In juli 2023 is Publiek Ontwikkelbedrijf REKS opgericht, een unieke ontwikkeling in Nederland. Op 12 september 2023 verscheen dit interview met directeur Joop oude Lohuis op de website van Regio Hart van Brabant.
Een unieke ontwikkeling
Welkom in Hart van Brabant als directeur van het Publiek Ontwikkelbedrijf! Hoe heb je de eerste weken ervaren?
Joop oude Lohuis: “Als prettig. Ik kom uit Twente en heb omzwervingen gemaakt door Nederland via Groningen, Amsterdam en Utrecht, maar dit is mijn eerste baan ‘onder de rivieren’. Mijn eerste indruk is dat jullie hier goed samenwerken. We hebben een duidelijke klimaatopgave, waarbij we een plek moeten vinden voor wind- en zonne-energie, naast alles wat we verder willen in en met ons landschap. Die ruimte moeten we samen vinden, want veranderingen kunnen heftige discussies opleveren. Het is mooi om te zien dat dat hier werkt. Het is echt een gemeenteoverstijgend project, en dat lukt in andere regio’s niet altijd.”
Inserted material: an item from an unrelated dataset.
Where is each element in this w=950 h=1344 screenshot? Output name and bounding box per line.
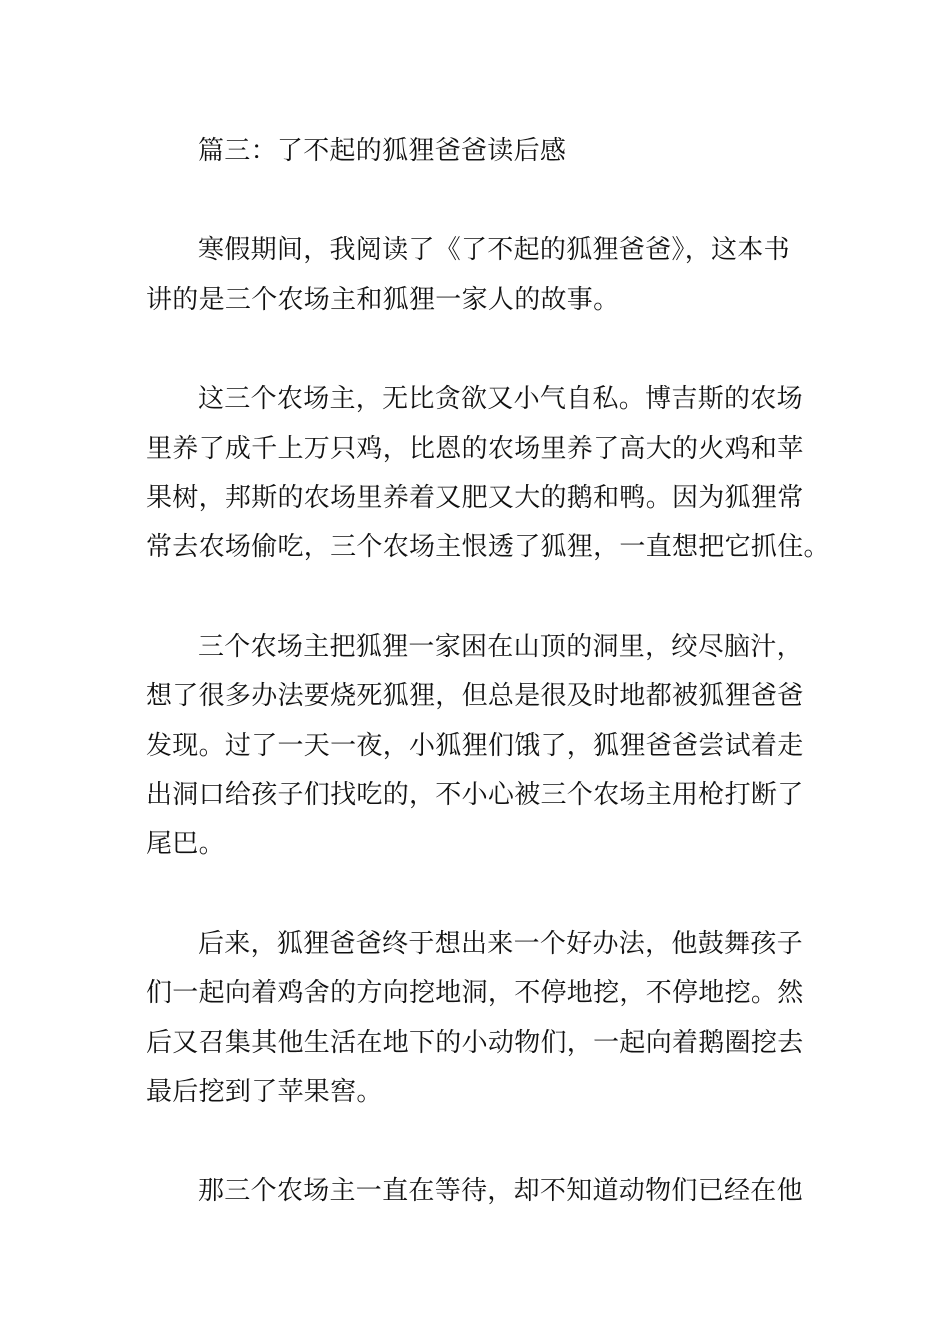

Het Publiek Ontwikkelbedrijf gaat namens de overheid wind- en zonprojecten ontwikkelen in energiehubs. Dat de overheid op die manier regie pakt en houdt op de energietransitie, is nieuw in Nederland. Hoe vind je het om zo’n uniek bedrijf te leiden?
“Het is spannend, omdat we gaan werken in een wereld waarin het ontwikkelen en bouwen van wind- en zonne-energieprojecten vooral voorbehouden was aan marktpartijen. Daarbij werd veel publiek geld besteed aan het ruimtelijk en financieel mogelijk maken van windturbines, bijvoorbeeld met subsidies, terwijl de rendementen naar private partijen gingen. Dat is zuur, zeker omdat je praat over een maatschappelijke doelstelling met een grote landschappelijke impact, namelijk een duurzame energievoorziening zonder CO2.
Wij verwachten dat een publiek ontwikkelbedrijf werkt als mechanisme om dit maatschappelijke doel sneller en beter te behalen, waarbij de lusten en de lasten eerlijker verdeeld worden. Het is opereren op het snijvlak van publiek en privaat. Je hebt private partijen nodig, maar het is in essentie een collectief probleem waarbij de overheid ook een belangrijke rol vervult. Met een publiek ontwikkelbedrijf hebben de gemeenten en de provincie extra slagkracht en ruimte voor initiatief gecreëerd; de concrete projecten gaan waarschijnlijk een samenspel met marktpartijen worden.”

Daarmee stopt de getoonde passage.